Bystander behavior of adolescents in school bullying: A family functioning perspective
School bullying has become a significant social issue worldwide. Studies have shown that school bullying can damage not just the mental health of the bully and the victim, but also bystanders’ mental health.
Most of us will have witnessed bullying when we were at school. Some of us are now parents, teachers, or other professionals working with children, and dealing with bullying from a new perspective. But which adolescents are more likely to defend the victim? And what kind of interventions will really help?
Deng, Bi and Wang (2021) focused on the role that ‘family functioning’ plays in whether or not an adolescent will become a defender – someone who supports the victim and attempts to stop bullying behavior.
I was fascinated to see the significant link between a healthy family dynamic, and an adolescent who was prepared to step in to stop bullying. The authors also cited a study which showed that in most cases, defenders are able to stop the bullying behavior of others within 10 seconds.
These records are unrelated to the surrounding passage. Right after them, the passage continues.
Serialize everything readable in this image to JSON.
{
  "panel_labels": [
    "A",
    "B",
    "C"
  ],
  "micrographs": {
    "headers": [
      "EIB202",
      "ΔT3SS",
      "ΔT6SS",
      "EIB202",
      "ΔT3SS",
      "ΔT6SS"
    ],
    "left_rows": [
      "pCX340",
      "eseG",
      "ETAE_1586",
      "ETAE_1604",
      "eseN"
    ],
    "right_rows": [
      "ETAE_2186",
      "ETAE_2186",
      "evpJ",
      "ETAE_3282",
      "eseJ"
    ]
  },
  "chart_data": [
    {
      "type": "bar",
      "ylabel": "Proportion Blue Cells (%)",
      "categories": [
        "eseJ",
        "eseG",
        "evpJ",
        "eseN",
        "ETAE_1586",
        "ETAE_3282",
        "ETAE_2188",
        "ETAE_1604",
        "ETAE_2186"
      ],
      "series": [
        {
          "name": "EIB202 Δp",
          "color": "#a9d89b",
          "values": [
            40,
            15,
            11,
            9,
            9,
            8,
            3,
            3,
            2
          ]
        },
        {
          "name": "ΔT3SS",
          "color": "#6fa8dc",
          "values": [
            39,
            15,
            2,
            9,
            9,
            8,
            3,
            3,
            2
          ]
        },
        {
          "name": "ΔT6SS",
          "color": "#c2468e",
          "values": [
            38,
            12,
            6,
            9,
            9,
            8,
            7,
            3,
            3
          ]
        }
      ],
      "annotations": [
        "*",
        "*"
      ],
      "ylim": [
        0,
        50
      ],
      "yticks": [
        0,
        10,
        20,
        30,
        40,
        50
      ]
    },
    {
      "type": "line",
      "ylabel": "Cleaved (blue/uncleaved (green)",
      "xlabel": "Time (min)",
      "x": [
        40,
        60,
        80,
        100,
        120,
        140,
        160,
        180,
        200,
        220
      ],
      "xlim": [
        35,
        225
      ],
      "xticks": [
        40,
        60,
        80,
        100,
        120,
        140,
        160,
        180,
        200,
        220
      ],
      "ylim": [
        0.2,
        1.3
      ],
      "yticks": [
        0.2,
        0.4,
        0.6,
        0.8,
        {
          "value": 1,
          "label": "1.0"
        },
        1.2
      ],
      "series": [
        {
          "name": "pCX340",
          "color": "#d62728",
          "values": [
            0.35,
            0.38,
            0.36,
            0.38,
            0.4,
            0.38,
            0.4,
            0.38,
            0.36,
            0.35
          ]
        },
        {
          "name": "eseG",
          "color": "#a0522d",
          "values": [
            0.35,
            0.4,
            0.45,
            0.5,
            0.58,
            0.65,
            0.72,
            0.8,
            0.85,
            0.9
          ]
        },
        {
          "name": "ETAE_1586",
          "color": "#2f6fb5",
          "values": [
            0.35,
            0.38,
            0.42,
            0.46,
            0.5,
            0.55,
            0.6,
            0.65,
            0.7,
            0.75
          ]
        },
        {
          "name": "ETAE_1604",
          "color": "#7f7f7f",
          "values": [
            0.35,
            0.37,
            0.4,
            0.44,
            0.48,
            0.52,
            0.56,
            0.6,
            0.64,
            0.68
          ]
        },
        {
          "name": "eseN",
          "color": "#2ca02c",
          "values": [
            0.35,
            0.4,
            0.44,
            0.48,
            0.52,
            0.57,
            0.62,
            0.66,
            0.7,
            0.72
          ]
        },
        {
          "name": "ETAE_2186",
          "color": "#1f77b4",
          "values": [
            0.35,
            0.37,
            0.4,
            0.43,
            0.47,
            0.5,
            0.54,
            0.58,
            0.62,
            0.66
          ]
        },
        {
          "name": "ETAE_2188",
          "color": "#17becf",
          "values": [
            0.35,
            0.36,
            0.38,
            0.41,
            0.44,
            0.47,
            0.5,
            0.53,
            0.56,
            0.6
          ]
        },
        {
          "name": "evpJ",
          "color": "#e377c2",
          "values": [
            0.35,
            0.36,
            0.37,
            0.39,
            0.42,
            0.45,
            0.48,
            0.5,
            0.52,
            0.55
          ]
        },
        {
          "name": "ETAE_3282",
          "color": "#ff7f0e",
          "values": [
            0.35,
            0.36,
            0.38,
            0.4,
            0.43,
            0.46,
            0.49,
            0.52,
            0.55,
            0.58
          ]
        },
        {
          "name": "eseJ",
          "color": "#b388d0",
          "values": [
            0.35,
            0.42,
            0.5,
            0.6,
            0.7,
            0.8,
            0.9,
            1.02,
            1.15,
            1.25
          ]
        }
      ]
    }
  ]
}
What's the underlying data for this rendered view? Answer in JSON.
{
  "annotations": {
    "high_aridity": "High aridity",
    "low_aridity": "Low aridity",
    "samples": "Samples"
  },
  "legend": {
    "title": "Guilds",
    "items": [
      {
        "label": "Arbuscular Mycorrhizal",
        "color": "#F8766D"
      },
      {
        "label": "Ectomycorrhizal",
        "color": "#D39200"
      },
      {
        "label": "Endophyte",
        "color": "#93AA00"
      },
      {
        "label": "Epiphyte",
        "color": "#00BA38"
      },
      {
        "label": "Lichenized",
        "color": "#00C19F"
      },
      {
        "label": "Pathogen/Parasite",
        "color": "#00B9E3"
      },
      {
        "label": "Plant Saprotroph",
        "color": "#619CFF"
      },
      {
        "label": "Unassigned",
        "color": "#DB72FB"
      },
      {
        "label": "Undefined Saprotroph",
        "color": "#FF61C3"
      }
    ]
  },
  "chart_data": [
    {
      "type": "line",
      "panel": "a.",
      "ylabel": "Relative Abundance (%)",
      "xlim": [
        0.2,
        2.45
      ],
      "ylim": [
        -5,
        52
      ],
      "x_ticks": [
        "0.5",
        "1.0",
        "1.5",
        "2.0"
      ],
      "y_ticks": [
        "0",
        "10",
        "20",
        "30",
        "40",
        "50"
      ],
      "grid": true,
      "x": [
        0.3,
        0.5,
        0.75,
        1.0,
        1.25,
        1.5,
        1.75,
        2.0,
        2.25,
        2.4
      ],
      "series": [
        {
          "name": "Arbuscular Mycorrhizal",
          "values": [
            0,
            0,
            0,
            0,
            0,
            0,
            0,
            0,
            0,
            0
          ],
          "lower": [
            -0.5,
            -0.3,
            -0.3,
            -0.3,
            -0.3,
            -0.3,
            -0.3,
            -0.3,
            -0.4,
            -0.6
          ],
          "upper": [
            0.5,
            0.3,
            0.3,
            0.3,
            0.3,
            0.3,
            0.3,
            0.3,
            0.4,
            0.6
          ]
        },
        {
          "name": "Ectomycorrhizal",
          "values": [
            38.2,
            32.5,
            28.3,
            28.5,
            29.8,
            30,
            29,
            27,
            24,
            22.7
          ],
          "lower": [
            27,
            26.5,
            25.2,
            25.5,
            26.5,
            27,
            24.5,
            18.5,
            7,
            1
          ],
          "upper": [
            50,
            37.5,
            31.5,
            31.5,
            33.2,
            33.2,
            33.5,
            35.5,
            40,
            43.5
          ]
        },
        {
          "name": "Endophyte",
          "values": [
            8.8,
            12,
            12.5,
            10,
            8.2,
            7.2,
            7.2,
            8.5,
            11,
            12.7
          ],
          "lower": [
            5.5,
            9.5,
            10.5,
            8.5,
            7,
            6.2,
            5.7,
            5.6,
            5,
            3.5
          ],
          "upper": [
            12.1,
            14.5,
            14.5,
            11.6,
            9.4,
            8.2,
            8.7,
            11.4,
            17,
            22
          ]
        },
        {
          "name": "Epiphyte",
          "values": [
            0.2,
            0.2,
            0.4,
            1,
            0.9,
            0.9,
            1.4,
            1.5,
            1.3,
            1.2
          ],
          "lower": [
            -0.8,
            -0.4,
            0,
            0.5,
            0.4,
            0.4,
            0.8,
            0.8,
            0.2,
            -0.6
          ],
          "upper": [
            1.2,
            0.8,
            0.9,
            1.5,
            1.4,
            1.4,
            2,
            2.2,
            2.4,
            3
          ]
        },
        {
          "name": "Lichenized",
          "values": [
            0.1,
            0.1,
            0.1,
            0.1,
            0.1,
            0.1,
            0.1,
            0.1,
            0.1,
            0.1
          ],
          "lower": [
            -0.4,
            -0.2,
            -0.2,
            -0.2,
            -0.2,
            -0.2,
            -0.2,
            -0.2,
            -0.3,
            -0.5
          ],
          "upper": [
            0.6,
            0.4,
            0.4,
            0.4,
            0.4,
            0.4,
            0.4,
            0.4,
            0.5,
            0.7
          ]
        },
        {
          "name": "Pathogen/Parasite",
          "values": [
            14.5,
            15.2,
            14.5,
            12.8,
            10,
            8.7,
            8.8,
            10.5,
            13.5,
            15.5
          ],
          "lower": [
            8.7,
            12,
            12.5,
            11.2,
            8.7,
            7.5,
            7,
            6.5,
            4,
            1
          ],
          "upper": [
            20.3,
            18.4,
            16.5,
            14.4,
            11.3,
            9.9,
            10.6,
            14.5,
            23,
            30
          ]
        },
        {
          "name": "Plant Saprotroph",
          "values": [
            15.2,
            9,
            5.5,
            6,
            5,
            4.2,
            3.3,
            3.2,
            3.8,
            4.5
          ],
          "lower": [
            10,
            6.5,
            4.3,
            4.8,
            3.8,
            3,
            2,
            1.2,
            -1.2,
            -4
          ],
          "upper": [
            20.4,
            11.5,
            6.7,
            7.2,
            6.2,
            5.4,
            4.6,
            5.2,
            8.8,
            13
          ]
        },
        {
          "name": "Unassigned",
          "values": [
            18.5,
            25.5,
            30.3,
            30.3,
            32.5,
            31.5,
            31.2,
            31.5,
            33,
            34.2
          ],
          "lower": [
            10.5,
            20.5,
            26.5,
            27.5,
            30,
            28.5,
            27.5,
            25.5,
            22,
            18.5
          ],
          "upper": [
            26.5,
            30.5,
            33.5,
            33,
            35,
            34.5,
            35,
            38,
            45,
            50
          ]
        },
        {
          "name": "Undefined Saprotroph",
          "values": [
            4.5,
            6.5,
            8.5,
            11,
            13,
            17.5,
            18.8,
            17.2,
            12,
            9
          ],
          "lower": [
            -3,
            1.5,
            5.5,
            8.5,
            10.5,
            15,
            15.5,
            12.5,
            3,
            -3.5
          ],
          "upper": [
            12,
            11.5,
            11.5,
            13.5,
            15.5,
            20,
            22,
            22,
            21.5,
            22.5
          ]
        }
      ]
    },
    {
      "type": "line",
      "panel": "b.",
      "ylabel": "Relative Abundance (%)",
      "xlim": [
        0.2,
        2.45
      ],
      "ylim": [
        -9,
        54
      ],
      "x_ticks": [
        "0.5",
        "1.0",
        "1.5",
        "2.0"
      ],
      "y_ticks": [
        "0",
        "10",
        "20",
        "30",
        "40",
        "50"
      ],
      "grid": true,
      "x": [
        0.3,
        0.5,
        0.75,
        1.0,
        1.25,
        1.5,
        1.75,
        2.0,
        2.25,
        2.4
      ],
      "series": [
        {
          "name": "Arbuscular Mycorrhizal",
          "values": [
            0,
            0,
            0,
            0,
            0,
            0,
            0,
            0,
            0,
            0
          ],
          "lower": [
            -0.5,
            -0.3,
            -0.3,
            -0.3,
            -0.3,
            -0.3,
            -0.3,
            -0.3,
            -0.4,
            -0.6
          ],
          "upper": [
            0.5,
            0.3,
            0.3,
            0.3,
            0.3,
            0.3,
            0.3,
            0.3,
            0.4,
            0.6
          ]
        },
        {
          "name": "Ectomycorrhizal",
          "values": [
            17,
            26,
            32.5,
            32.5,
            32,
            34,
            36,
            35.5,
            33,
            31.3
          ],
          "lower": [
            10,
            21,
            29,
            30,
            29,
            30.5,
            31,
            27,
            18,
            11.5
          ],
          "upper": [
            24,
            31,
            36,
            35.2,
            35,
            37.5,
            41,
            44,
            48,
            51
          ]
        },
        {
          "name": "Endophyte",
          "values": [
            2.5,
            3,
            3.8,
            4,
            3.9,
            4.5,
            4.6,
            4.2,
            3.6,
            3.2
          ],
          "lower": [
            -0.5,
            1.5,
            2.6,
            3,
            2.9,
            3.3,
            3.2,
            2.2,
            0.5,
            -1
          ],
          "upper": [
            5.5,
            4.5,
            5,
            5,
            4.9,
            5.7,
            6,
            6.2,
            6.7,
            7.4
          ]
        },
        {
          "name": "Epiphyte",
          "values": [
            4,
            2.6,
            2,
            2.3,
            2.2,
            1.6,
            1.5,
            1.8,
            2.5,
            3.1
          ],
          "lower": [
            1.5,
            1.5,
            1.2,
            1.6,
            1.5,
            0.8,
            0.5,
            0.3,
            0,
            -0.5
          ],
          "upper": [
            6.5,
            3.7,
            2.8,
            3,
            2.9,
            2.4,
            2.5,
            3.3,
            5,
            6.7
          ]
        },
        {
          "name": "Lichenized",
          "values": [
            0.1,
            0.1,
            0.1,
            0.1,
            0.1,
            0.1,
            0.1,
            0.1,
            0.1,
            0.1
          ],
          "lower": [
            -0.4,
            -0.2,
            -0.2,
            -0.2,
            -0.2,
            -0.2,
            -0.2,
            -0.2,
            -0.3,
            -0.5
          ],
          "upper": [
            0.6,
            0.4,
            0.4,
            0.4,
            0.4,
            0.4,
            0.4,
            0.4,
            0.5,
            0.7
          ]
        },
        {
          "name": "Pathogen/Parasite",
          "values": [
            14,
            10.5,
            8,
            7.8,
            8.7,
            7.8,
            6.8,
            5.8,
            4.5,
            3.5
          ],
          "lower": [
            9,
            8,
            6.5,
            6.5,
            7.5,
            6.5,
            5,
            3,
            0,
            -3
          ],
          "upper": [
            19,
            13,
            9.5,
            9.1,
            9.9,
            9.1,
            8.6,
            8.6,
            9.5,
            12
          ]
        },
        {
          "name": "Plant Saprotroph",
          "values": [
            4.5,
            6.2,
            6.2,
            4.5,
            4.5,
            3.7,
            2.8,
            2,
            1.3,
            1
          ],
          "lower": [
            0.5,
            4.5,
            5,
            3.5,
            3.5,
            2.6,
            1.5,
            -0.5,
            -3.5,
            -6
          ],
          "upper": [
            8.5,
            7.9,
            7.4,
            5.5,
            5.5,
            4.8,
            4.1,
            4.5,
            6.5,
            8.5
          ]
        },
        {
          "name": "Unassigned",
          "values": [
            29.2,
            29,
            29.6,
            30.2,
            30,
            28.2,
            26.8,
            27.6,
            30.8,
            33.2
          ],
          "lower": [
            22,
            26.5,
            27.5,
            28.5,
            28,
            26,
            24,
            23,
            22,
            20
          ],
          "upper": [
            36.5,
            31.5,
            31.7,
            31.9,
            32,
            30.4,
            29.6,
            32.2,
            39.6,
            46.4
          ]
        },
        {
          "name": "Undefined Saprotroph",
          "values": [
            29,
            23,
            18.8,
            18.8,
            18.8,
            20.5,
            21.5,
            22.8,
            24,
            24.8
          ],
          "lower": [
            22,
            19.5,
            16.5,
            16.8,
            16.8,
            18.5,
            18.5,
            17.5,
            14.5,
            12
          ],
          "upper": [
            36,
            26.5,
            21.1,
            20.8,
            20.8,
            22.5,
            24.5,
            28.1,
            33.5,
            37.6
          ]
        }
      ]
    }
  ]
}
A fact which may encourage our young ones to act.
The authors provide practical suggestions for bullying intervention in schools, including educating our young people about the importance of bystanders in bullying incidents. They also recognize the importance of helping parents to build healthy family relationships, so they can model positive behavior to their children.
Strong families make strong communities. Each of us can play a role in decreasing bullying behavior wherever we see it occur.